Statistical Methods Development in Genetic Epidemiology
David Conti is an associate professor in the USC Keck School of Medicine's
Department of Preventive Medicine, Division of Biostatistics, and the
Zikha Neurogenetic Institute. His research interests include the development
of statistical methods in genetic epidemiology, as well as the investigation
of genetic contributions to smoking behavior, colon cancer, asthma, lymphoma,
and psychiatric disorders
Recent advances in technology have made it feasible to measure millions of
single-nucleotide polymorphisms (SNPs), which are DNA variations in a
single nucleotide. Using lab-generated data and leveraging publicly
available data, Conti and his colleagues extend the amount of genetic
information by estimating several million additional SNPs for each
individual, which is a computationally demanding process. For a typical
study, it can take a month to estimate all of an individual's SNPs. By
breaking the genome into small units and using HPCC resources, the time
needed to produce such an estimate can be reduced to a few hours.

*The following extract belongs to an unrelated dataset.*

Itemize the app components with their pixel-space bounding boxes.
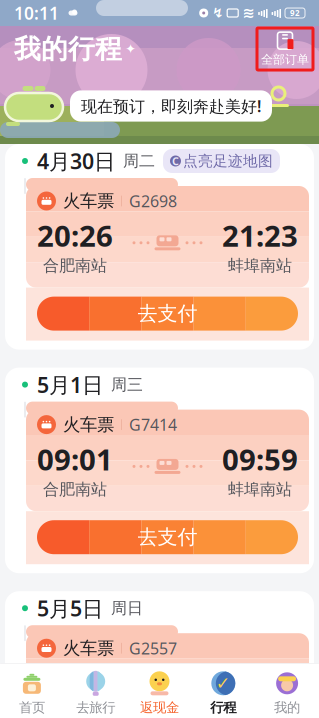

Armed with this information, Conti and his team can examine the impact of
each SNP on the development of diseases. Rather than testing each SNP
independently, they use Bayesian hierarchical modeling approaches to
interrogate cominations of SNPs for synergistic effects. Since the
number of SNPs is very large, the space of all possible combinations is
astronomical and requires teh use of statistical and computational
techniques to limit the seach to selected combinations.
These selected combinations are determined in part by incorporating
known biology throught structured ontologies. This allows the search
algorithm to center more heavily on combinations of SNPs from genes
within a biological pathway. For example, when investigating the genetic
role in response to smoking therapies, the search concentrates on
combinations of SNPs from pathways related to nicotine metabolism and
the brain's reward system (i.e., serotonin and dopamine pathways).
Simulations to characterize when and how these methods best identify
causal SNPs serve as the foundation for future analysis.
Conti receives funding for research from the National Institutes of
Health and the Lymphoma and Leukemia Society.